I told him that yesterday I wrote indoors, and today I am doing it out here. I tell him that I saw his tweet and came out to soak up some of his artistic energy to fuse with my thoughts.

Our conversation ends and I go back to my notebook. I got the idea to write in public from reading the work of Julia Cameron and Natalie Goldberg where they suggest leaving the house, going into cafes, beaches, parks, and wherever else. The textures of thought change as the spaces the writer inhabits change as well. I am here testing out their theories.

The orange is now taking its place bordering both sides of the maroon, as I notice a maroon sweatshirt in the crowd with patterns not so different than Joe’s work. I wonder if this person even notices the connection. Earlier Joe commented that he really likes this one, and I agree. I wonder if I could even tell the difference between his best work, and a run of the mill offering.

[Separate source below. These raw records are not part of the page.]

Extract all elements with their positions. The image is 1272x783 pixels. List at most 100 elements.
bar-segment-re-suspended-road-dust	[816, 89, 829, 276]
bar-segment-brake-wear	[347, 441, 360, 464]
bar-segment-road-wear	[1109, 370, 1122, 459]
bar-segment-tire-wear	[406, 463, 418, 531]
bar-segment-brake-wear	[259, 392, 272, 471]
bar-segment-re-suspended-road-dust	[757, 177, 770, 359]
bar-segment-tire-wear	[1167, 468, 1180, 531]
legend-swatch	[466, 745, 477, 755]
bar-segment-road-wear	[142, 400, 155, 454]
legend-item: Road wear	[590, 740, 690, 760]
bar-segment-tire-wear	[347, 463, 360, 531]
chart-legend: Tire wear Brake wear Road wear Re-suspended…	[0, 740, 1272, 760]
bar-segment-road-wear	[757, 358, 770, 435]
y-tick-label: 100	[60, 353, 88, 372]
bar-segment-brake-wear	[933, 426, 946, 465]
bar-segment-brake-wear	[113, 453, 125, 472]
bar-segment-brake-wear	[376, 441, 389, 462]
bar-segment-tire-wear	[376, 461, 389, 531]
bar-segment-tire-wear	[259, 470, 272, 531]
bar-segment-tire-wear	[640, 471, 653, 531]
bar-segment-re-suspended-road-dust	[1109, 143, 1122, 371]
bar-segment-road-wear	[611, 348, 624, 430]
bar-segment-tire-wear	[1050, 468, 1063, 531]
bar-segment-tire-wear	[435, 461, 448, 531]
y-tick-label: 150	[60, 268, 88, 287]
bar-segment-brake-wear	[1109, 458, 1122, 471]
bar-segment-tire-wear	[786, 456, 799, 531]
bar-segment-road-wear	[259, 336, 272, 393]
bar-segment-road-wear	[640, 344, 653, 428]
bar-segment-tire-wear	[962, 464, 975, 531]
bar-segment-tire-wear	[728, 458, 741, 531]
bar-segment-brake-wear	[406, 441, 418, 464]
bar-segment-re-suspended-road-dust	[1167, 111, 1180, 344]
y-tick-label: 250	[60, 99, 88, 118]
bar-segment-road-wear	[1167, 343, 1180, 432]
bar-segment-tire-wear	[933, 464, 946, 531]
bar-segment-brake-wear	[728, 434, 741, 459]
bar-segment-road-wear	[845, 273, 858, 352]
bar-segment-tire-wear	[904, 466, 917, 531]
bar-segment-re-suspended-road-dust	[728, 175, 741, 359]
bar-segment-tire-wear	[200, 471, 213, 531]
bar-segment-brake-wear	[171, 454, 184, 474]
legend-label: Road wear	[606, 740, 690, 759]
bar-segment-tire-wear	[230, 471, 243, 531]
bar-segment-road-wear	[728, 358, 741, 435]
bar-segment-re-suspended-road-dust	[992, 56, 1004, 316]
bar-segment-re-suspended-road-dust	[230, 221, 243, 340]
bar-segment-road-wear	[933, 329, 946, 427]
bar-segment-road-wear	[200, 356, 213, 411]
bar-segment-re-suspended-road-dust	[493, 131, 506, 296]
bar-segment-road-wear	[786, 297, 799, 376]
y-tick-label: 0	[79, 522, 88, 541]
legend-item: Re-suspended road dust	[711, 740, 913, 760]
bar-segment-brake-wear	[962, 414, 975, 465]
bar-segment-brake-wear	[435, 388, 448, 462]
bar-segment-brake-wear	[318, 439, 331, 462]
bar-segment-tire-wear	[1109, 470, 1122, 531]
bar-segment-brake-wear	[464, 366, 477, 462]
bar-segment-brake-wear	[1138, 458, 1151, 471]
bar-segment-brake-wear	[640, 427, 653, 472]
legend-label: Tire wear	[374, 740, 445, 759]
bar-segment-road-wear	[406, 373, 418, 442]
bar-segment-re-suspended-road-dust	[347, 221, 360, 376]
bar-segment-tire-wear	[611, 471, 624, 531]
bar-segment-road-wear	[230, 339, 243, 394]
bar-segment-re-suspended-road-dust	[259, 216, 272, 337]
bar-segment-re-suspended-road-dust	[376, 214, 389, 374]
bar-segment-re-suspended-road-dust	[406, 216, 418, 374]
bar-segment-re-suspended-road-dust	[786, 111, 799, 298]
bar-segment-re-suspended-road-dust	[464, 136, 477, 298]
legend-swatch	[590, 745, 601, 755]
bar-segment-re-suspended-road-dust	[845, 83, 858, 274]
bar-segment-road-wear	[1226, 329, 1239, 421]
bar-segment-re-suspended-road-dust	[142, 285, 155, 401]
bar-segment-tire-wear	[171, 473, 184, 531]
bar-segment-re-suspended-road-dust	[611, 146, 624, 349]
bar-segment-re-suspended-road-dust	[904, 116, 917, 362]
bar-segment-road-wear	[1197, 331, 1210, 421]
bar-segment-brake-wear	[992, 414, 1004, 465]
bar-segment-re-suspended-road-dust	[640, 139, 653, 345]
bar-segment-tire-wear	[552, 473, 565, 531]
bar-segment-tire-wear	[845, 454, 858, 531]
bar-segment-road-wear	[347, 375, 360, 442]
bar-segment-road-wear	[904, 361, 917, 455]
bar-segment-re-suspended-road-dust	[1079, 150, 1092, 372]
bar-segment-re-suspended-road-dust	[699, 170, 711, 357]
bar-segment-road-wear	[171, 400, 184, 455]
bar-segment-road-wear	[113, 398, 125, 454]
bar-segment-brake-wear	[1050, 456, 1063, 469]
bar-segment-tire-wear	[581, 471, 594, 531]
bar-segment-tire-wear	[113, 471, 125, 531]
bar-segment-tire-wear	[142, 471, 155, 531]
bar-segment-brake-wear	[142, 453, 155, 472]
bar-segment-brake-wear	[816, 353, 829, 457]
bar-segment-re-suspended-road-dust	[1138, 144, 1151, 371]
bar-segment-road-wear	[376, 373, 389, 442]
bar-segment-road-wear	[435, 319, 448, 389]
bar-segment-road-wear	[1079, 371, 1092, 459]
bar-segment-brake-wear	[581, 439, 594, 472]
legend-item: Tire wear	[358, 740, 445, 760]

Now he covers the green with the sky blue, and circles the work completing the rotation. In my head the song Disco Ball, Spin Around, Spin Around from Saucy Monky plays. An old man says with amazement to his companions, “It’s so perfectly symmetrical.” A young man oblivious is halted seconds before he slams headlong into one of the edges of the work. Luckily Joe is standing right there and is able to stop him. He flashes his patented smile, and I think how patient you must have to be to work with sand.

I stand up and say, “I’ll catch you later Joe.”

Joe smiles and replies, “I heard that before. It’s just that people snap a picture, and then they’re gone.” He is referring to the part of his introduction he just ran through where he says he would appreciate a donation if you take a picture. Caught up in the moment I don’t realize until later this is his office and he needs financial support in order to keep volunteering to come to work everyday.

I am home now and will go back later after I post this piece because not only do I want to see the work further along but also because I owe this hard-working Joe a couple of bucks.